Quote:
Originally Posted by plz  If the question is phrased as "I have KK in a 7-handed game. What are the odds that at least one opponent has AA?" then the answer is 2.9322%, or about 33:1. This is typically the way the question is asked, since you want to know the probability that someone has aces against your kings. The calculation of these odds is a bit intricate but understandable - I can post an explanation if anyone is interested.
The odds would be different if the question were "What is the probability that, on any specific deal in a 7-handed game, exactly one player has AA and exactly one other player has KK?" since you're starting without the assumption that someone already has a pair of kings. I haven't calculated these odds but this situation doesn't seem very interesting except in the abstract...
If you ask the question "Tonight I will have pocket kings twice in a 7-handed game. What are the odds that both times, the same opponent will have pocket aces?" I would calculate it as follows: From my odds above, the first time is about 33:1 = 1/34. The odds of it happening twice is 1/34 * 1/34 *1/6, since there is only a 1/6 probability that the second time it happens, it's the same opponent as the first time.
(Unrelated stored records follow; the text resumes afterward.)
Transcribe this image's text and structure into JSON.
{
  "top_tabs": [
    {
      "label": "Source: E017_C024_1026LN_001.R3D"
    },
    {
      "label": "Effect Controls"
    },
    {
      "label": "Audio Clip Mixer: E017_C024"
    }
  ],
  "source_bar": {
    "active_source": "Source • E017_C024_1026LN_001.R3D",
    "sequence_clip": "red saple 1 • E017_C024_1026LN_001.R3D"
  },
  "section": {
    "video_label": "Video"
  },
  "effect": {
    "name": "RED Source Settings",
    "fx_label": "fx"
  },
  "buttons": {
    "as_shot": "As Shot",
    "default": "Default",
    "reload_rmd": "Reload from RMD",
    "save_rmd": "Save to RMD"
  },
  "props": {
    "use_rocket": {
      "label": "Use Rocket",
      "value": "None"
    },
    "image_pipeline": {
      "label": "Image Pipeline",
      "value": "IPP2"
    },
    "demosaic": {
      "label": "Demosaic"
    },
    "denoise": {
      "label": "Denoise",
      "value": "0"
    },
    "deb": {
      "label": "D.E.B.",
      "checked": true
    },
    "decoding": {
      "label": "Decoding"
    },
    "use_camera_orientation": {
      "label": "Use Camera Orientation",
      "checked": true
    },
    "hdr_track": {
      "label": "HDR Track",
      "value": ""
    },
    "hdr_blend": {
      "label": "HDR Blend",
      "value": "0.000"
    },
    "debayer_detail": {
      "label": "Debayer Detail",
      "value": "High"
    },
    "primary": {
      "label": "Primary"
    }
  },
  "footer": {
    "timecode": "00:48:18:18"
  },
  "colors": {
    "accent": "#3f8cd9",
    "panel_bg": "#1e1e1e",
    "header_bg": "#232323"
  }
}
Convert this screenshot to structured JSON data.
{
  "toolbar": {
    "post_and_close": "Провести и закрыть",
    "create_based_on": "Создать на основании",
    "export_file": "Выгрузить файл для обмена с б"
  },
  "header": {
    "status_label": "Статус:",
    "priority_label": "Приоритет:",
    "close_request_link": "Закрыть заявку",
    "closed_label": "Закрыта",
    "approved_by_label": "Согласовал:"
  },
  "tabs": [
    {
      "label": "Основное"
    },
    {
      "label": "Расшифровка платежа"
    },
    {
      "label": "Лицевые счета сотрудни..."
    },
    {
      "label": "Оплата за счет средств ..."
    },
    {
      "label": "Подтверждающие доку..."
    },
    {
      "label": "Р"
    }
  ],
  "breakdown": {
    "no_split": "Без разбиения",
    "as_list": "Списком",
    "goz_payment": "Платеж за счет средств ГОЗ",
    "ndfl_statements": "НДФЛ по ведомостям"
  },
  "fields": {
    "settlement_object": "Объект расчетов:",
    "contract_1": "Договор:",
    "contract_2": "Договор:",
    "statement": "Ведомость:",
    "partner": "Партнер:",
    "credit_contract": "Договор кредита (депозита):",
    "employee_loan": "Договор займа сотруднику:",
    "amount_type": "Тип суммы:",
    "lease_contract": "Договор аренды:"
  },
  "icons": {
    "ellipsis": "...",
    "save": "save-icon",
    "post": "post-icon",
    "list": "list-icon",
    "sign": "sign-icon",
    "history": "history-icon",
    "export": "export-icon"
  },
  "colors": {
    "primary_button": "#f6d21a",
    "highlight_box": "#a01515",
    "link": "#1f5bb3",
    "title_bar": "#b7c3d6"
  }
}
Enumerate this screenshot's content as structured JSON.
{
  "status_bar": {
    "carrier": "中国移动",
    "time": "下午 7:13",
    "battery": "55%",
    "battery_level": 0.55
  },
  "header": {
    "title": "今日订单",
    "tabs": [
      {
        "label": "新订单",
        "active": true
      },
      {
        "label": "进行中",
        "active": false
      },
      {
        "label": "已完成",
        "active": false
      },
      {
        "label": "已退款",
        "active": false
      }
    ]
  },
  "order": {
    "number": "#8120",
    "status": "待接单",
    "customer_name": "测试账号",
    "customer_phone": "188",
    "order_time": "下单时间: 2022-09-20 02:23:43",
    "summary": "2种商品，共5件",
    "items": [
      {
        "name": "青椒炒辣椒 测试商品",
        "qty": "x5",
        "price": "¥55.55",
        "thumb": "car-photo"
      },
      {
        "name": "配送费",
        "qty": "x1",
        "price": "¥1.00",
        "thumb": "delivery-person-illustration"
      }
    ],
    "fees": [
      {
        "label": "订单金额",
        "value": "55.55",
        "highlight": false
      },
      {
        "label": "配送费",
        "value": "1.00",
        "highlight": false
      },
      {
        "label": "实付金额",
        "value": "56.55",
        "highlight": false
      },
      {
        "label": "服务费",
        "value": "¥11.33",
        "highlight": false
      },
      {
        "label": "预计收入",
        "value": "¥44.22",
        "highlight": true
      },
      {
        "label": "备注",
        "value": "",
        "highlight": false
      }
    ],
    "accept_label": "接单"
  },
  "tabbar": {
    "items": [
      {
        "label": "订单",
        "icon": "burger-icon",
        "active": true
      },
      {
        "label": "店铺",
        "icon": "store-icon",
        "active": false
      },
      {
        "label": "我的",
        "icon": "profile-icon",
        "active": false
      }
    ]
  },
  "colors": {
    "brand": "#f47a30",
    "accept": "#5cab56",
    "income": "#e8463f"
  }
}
This is about 6978:1. Pretty long odds. |
correct. should have phrased it as "I have KK in a 7-handed game. What are the odds that at least one opponent has AA?"
not that you answered that question as 33:1, have another question -
how does the probablility change when 2 player after me fold, leaving only 5 possible players (5 includes me) in the hand? does it drop to 1.9% at this point?
AND - im interested in your explanation of the first situation - and the second if you care to expand on one for that also.
thx